University of Florida homepage states, that Musca domestica originated on the steppes of central Asia (http://entnemdept.ufl.edu/creatures/urban/flies/house_fly.htm).
For Drosophila the origin is localised to tropics of Africa and Asia.
Are these places correct? And if so, we can consider these species actually as alien species for the other parts of the world? Although, their worldwide distribution has happened long ago and nobody actually cares about their origin.
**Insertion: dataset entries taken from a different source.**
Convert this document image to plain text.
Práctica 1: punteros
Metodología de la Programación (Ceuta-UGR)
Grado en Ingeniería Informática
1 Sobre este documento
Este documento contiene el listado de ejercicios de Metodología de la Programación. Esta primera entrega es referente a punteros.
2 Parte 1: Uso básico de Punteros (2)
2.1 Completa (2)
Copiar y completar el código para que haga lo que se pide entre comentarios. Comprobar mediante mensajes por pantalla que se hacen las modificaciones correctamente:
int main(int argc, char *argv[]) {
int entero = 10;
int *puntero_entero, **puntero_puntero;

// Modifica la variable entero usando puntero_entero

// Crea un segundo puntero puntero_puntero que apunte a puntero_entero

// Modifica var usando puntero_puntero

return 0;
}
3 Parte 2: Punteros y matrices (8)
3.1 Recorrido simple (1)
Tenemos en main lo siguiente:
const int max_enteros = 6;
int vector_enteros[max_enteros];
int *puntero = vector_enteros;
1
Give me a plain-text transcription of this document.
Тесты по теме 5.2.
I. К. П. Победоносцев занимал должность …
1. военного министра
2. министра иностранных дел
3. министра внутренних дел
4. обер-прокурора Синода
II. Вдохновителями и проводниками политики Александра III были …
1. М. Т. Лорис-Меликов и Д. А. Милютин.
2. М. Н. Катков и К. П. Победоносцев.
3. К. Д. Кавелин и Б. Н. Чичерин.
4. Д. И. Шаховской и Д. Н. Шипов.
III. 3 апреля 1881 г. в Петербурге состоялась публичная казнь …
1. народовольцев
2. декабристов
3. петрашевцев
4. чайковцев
Posted by djo on 13-04-2013 13:50
#2
Hi! There's a big literature on the origin of D. melanogaster.
From memory: Probably a large population-expansion around ~50 thousand years ago, followed by expansion into Europe ~10 thousand years ago (and a small population-bottle-neck at that time). Reached southwestern USA maybe as little as 50-100 years ago.
A good review is set out here: Stephan & Li Heredity (2007) 98, 65–68. doi:10.1038/sj.hdy.6800901;
"The recent demographic and adaptive history of Drosophila melanogaster"
http://www.nature.com/hdy/journal/v98/n2/full/6800901a.html
But I'm afraid it may be behind a pay-wall.